Tarte molle et huile à pneus ! Pour la rubrique qui rend hommage au patrimoine de la bande dessinée, nous avons ce mois-ci invité une grosse légume : le très célèbre Concombre Masqué, qui depuis bientôt 40 ans nous entraîne dans son monde poétique et délirant. Il est apparu dans Vaillant (le journal de Pif), dans Pilote, dans L'Echo des Savanes (première formule) et dernièrement dans Spirou. Le voici dans Bédéka !

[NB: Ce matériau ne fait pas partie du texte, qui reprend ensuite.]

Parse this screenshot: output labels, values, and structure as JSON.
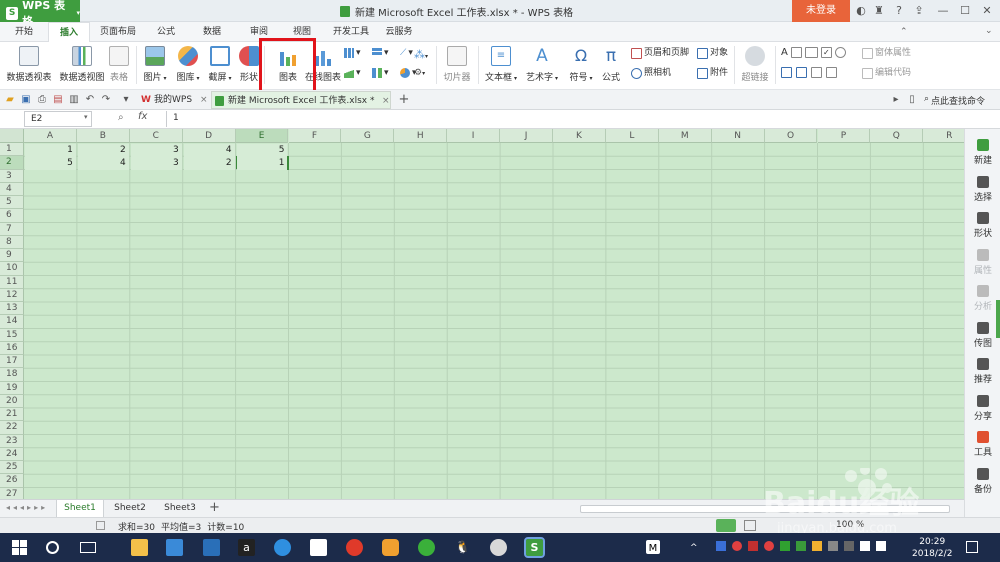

Voici une série animalière hors norme, puisque ses deux protagonistes principaux sont… des légumes. Le Concombre masqué et son ami Chourave vivent au bout du monde, dans le désert de la Folie douce. Très exactement à l'endroit où "ailleurs" signifie "ici". Dans cet univers insolite, les métaphores prennent corps. Quand le soleil se couche, vous pouvez l'écouter ronfler. Un robinet qui fuit vous oblige à une course à pieds éreintante (pour le rattraper, bien sûr). L'absurde et le non-sens y sont parfaitement logiques et cohérents. Pour faire pousser des poulets rôtis, quoi de plus normal que de planter des œufs durs ? Un vocabulaire extravagant et inventif achève de faire de cette série un chef d'œuvre du 9e art et pour tout dire un classique de la littérature surréaliste. Certaines expressions ou interjections sont devenues des standards : "Bretzel liquide !", "Faut toujours que tu schniaques tout !", "Va au bugle !"…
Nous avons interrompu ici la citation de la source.